The outcome of the case very much substantiated the view that a lawyer’s advice only holds strong for as long as they are appointed and engaged on the case and the project at hand, and that if contractors wish for their lawyers to retain responsibility for refreshing and updating their advice on an ongoing basis, that this should not only be explicitly mentioned at the outset and referred to in the retainer for their appointment, but that any such responsibility could also be subject to a significant cost increase for the parties concerned. So how did this decision come about and what is the impact for the construction sector?

Background to the case

In this case, Shepherd Construction claimed around £10.6m in damages against Pinsent Masons.  The losses arose primarily in relation to two developments: Trinity shopping centre development in Wakefield and the Grand Arcade development in Wigan.  Having drafted amendments to the sub-contracts including those in the NEC3 form in relation to both developments, Pinsent Masons had adopted an approach in which their proposed amendments were in line with the Housing Grants, Construction and Regeneration Act 1996 (HGCR), in which they referred to ‘pay when paid’ provisions. That is to say that provisions will be prohibited except when the third party payer is insolvent.

Pinsent Mason’s amendments stated that ‘Insolvency’ was ‘the making of an administration order’ in accordance with the appropriate HGCR legislation. At this point the parties had no issue with Pinsent Masons and their proposed amends.

In 2002, an additional route to administration was introduced, yet the amendments to the draft contracts were not updated by Pinsent Masons to include this additional route to insolvency.  However, it is important to note that, at this stage, Pinsent Masons involvement in these specific projects had come to an end prior to this new introduction coming to market.

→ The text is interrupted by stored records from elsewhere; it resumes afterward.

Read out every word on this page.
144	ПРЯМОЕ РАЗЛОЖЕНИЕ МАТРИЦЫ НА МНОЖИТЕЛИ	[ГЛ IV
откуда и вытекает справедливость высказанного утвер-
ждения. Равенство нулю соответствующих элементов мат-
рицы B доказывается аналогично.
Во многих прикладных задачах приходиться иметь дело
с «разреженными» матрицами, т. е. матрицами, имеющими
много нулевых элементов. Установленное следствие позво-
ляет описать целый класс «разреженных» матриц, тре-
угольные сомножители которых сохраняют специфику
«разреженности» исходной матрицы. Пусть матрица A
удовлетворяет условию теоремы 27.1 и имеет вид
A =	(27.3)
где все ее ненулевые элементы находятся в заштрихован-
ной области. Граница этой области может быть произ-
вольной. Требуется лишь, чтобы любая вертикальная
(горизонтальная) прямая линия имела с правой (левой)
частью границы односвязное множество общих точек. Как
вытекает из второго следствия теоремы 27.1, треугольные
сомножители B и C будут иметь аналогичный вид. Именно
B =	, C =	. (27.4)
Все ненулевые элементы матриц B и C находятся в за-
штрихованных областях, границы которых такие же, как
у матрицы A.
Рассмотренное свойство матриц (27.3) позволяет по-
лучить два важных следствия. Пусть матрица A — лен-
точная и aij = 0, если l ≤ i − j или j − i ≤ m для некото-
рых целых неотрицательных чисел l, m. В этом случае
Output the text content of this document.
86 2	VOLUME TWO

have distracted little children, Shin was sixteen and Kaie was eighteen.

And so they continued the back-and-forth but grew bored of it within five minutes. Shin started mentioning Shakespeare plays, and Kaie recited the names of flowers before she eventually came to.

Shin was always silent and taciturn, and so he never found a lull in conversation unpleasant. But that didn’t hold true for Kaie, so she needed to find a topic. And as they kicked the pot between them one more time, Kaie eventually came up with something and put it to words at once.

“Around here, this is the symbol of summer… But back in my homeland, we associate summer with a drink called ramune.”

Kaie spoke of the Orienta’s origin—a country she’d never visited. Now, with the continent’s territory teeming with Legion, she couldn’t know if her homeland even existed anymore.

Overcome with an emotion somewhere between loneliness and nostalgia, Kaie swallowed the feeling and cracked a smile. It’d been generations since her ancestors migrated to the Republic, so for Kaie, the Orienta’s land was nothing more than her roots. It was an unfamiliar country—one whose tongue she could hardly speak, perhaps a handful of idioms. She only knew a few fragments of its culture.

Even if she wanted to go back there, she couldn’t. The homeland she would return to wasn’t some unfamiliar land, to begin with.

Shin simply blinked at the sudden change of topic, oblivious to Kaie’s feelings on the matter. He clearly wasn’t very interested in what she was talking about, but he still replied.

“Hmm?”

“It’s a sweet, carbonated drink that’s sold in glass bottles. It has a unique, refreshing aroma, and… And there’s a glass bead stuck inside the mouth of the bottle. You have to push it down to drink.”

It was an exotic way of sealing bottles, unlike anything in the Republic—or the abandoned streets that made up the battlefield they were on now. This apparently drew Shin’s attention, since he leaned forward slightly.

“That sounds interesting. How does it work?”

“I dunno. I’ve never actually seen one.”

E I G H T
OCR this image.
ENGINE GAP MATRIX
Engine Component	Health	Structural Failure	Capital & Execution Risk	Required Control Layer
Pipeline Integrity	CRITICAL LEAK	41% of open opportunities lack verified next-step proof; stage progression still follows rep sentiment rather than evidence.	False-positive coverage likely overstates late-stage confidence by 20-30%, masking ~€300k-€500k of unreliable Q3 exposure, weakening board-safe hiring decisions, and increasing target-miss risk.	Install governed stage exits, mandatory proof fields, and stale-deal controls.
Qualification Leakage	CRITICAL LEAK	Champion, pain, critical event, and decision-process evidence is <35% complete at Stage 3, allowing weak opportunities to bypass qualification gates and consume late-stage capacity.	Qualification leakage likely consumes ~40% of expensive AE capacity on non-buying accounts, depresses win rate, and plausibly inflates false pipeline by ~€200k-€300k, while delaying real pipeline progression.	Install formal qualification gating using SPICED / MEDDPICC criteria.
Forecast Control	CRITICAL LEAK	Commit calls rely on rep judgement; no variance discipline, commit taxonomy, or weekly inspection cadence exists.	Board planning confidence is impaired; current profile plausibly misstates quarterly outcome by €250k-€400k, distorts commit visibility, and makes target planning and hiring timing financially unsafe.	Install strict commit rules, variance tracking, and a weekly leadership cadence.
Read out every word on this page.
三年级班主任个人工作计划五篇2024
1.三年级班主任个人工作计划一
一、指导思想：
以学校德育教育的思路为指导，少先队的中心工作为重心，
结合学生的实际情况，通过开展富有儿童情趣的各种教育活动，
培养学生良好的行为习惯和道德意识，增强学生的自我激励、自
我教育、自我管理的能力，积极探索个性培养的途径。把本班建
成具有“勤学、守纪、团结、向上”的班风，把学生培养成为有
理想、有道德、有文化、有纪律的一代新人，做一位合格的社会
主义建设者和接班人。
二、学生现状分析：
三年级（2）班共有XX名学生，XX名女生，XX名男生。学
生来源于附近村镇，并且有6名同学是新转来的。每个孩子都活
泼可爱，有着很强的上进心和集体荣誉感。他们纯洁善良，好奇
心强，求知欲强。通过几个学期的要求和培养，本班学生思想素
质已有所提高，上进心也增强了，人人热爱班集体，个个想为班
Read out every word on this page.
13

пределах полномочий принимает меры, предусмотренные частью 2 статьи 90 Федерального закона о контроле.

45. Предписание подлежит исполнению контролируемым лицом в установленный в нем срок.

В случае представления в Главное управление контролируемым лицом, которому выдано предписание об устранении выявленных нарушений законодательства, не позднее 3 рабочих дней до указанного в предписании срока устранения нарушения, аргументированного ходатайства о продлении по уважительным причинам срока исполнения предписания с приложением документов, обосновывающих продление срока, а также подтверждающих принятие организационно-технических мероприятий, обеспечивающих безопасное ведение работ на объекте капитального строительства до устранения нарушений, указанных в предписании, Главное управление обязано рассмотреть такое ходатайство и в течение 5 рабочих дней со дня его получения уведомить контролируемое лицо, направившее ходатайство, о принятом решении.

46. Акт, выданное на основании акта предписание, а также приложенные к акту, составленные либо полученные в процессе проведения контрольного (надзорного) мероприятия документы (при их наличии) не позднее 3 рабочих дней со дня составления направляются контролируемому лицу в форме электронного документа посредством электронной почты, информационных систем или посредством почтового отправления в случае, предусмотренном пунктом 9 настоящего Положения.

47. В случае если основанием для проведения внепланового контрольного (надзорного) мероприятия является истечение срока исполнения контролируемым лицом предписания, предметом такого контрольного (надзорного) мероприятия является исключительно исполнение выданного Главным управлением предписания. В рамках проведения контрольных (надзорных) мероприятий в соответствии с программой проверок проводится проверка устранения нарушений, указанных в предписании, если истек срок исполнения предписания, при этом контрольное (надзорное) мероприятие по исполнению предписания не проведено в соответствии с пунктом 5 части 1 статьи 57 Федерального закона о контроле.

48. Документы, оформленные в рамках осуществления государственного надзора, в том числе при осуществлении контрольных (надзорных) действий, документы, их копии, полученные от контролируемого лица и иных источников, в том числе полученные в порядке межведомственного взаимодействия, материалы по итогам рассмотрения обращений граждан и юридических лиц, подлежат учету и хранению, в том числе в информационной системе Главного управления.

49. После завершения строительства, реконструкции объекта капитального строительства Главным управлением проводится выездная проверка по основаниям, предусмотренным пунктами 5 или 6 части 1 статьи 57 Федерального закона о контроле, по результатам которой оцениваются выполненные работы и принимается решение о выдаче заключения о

As a result, Pinsent Masons were not obliged to update their amendments in light of this event – the point upheld by Mr Justice Akenhead.

Unfortunately, for Shepherd, the developers of the Wakefield and Wigan developments were both subject to administration orders by the new ‘additional route’.  Therefore, Shepherd was unable to rely on the ‘pay when paid’ clauses originally drafted within the contracts.

Consequently, Shepherd had to pay its sub-contractors, despite not having received payment from the developers (and unlikely to receive significant payment given the insolvency situation of the developers at hand).

So how did the case play out?

Shepherd’s case placed heavy reliance on the extensive and long relationship that it had held with the personnel from Pinsent Masons.  Shepherd argued that there must have been an overarching retainer with an implied duty on Pinsent Masons to review and update any advice given if, for example, new legislation renders the original advice obsolete.

Akenhead did not favour this argument.  He found that lawyer’s responsibilities are those set out in its original retainer.  To go beyond that and imply a continuing duty to update and review all advice would have “very wide ramifications for the solicitors’ profession and indeed to their clients who might be expected to pay.” There was no general retainer in this case, only a series of individual retainers for each commission or project. 

This is a useful reminder that solicitors, like other professionals, are generally under no continuing duty to review earlier advice undertaken on a separate commission, once their involvement in that case ceases. However, it is worth bearing in mind that if a change or need to review arises whilst the solicitor is undertaking the work, then their position will be very different.

So how does the outcome of this case impact you? - practical tips for Contractors:

  • Wherever possible, ensure there is a written retainer with your solicitors.
  • If you wish the solicitor to retain responsibility for reviewing and updating their advice, even when their involvement in the project comes to an end, this should be set out clearly in their retainer (but be aware of the potential cost of such a role).
  • If the law firm merges or is acquired, ensure you are clear on the entity with the ongoing liability.